Stevie heard her older sister’s summation of Halsey Morgan through the buzz and crackle of the phone line and let out another heavy sigh before answering. “I don’t plan on tangling with him, Nola. If he’s got the money to get his property out of hock, fine. If not, I’ll pay the taxes on it again this year and it will be mine. All legal. All tidy.”
All shot to hell in a hand basket,
she added silently, doubting if Mr. Morgan had any intention of losing his cabin and acreage to back taxes. What a sweet deal it had been.

“Well, he didn’t look as though he had much money.” Nola’s voice lifted hopefully.

“His kind never do.” But his kind managed to wander the world freely, which was more than Stevie could manage.
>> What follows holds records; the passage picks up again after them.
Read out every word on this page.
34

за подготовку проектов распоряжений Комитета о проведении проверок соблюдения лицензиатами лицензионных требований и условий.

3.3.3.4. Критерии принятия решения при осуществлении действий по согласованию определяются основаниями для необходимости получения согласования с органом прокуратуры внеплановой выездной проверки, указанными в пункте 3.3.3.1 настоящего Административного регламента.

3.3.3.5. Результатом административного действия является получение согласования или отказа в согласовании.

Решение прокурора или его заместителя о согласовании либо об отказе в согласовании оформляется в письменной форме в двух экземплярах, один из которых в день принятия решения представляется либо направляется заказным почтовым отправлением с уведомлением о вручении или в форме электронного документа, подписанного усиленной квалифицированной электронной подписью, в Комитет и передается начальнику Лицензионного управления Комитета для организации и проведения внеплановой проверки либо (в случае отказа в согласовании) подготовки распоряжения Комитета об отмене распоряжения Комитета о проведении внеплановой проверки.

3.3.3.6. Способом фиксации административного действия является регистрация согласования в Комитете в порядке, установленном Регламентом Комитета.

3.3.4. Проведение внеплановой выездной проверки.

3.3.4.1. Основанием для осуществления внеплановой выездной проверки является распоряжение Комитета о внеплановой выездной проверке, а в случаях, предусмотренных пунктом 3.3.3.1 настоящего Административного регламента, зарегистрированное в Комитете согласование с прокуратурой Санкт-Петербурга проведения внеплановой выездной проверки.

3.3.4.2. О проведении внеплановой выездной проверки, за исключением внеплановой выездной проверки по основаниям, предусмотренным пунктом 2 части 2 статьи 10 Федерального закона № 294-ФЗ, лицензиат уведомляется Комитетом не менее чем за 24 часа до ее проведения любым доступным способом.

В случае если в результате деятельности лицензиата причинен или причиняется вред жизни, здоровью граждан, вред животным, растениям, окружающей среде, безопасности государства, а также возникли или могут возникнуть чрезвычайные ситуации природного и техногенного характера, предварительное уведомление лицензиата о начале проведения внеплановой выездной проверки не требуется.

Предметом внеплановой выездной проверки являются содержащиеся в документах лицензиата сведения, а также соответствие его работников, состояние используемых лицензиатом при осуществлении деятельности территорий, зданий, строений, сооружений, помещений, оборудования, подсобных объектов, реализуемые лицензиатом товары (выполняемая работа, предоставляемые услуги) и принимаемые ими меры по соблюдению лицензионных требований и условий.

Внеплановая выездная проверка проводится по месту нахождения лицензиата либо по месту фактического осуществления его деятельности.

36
No one could tell her he didn’t have something stashed away.

“Dried beans, generic coffee, a loaf of bread, a dozen eggs, ten pounds of potatoes, peanut butter, no jelly . . .”

Stretching the phone cord behind her, Stevie walked over to the window and pressed her nose against the glass. “Nola?” she asked, interrupting the rundown of Morgan’s grocery list. “Why are you telling me this?” A snowplow turned onto the main street and lowered its blade. Great, she thought, she shouldn’t have too much trouble getting home. Her Mustang had chains, but she wasn’t up to putting them on tonight.

“And three of those little boxes of macaroni and cheese,” Nola added, finishing the list. “Isn’t it obvious? The man is broke. Your position is secure.”